Ratliff: They are going to have to expand the cafeteria.

Laney: But before we built the extension, we had the one little hallway downstairs. Everybody else had to go somewhere else to do their lobbying.

TM: Governor Ratliff, what’s your sense of the Senate?

Ratliff: I have to preface it by saying I really haven’t watched it closely. I read news accounts, and every now and then I’ll watch the debate on a bill that I’m tracking. But after being there for so long as a member it’s kind of like watching paint dry. You nod off. It seems to me that this time two years ago, you had the Senate almost in open rebellion. They were really having a rough session. I don’t see that happening this time. I think it has once or twice, primarily on the education bill, but I guess I’d have to say it has either been less controversial or they’re just getting along better.

TM: Is that a function of Lieutenant Governor Dewhurst’s leadership this session? Or is it a function of the makeup of the Senate?

Ratliff: If I had to guess, it’s a function of the fact that they haven’t really had any major legislation to fight over. Education is really the only thing that came through. They fought pretty seriously over vouchers, and finally just killed it. And I think that’s the one where they had to go into caucus a couple of times to try to calm them down. Other than that, I don’t know that they’ve had anything to fight about.

Laney: And you’ve got some senators who were freshman last time but have moderated their activity a little bit.

TM: Their tactics are different.

Laney: Their tactics. They’ve figured out that…

Ratliff: You don’t get anywhere by throwing bombs.

Laney: Honey’s better than vinegar to attract flies.

TM: We have not talked in great deal about Governor Perry, but I wonder how you would size up his leadership this session.

Laney: I think it’s hard to judge because he hadn’t been that involved until recently.
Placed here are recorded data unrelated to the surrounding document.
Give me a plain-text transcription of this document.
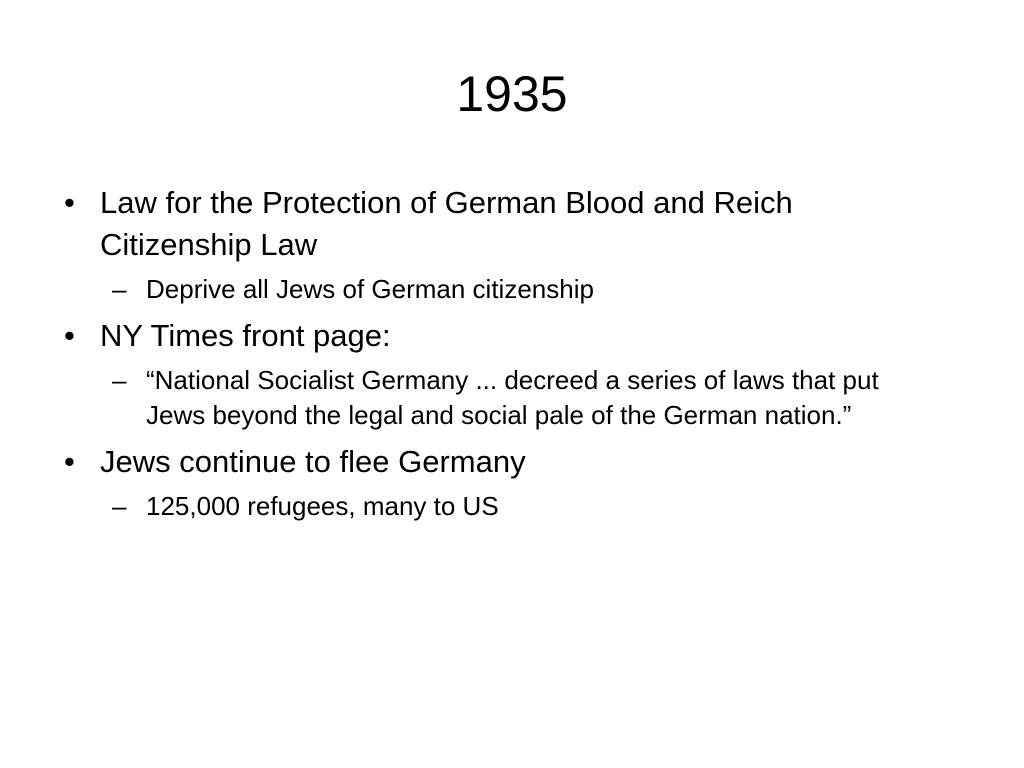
1935
• Law for the Protection of German Blood and Reich Citizenship Law
– Deprive all Jews of German citizenship
• NY Times front page:
– “National Socialist Germany ... decreed a series of laws that put Jews beyond the legal and social pale of the German nation.”
• Jews continue to flee Germany
– 125,000 refugees, many to US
I think the change in his position on the Rainy Day Fund has been very noticeable, but I think that we’ll just have to wait and see what he does. If something happens here in the next day or two, where you’ve got only a few days left in the session, he’s got a veto problem.
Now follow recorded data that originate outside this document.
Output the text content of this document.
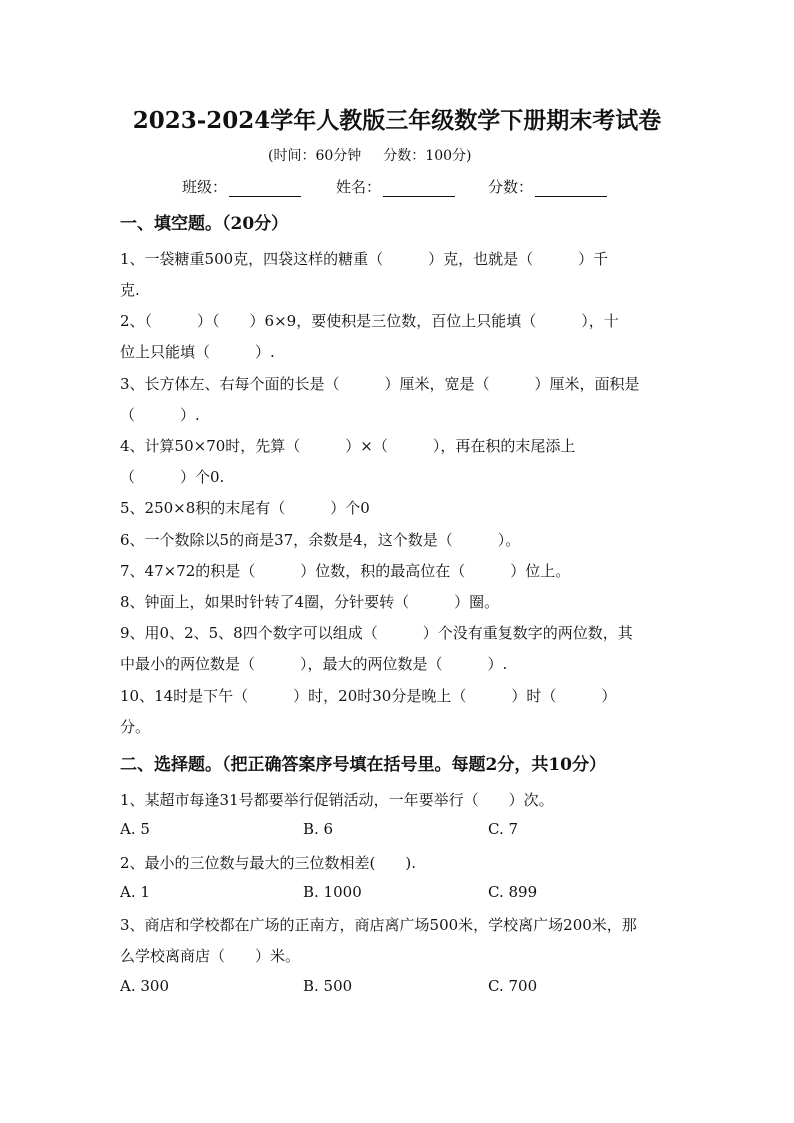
2023-2024学年人教版三年级数学下册期末考试卷
(时间：60分钟 分数：100分)
班级：	姓名：	分数：
一、填空题。（20分）
1、一袋糖重500克，四袋这样的糖重（　　　）克，也就是（　　　）千
克.
2、（　　　）（　　）6×9，要使积是三位数，百位上只能填（　　　），十
位上只能填（　　　）.
3、长方体左、右每个面的长是（　　　）厘米，宽是（　　　）厘米，面积是
（　　　）.
4、计算50×70时，先算（　　　）×（　　　），再在积的末尾添上
（　　　）个0.
5、250×8积的末尾有（　　　）个0
6、一个数除以5的商是37，余数是4，这个数是（　　　）。
7、47×72的积是（　　　）位数，积的最高位在（　　　）位上。
8、钟面上，如果时针转了4圈，分针要转（　　　）圈。
9、用0、2、5、8四个数字可以组成（　　　）个没有重复数字的两位数，其
中最小的两位数是（　　　），最大的两位数是（　　　）.
10、14时是下午（　　　）时，20时30分是晚上（　　　）时（　　　）
分。
二、选择题。（把正确答案序号填在括号里。每题2分，共10分）
1、某超市每逢31号都要举行促销活动，一年要举行（　　）次。
A. 5	B. 6	C. 7
2、最小的三位数与最大的三位数相差(　　).
A. 1	B. 1000	C. 899
3、商店和学校都在广场的正南方，商店离广场500米，学校离广场200米，那
么学校离商店（　　）米。
A. 300	B. 500	C. 700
Ratliff: I’m not privy to how many quiet sessions he’s had with the legislative leadership, whether he may sort of be reverting back to the way some prior governors, George W. in particular, have done it where you don’t do these things out in the open. You very quietly call in one or two members of the leadership, and you sit around and talk it out.

Laney: Mark White and Bill Clements would do the same thing.

Ratliff: You don’t call a press conference, and you don’t announce what it is that you’re doing.

Ratliff: We just recently had a House member working his bill on the floor, and he was trying to get votes, and he finally just pulled it down. The governor had expressed concerns about it, and therefore he couldn’t pass it. What that tells me is that Perry may be doing some backdoor diplomacy.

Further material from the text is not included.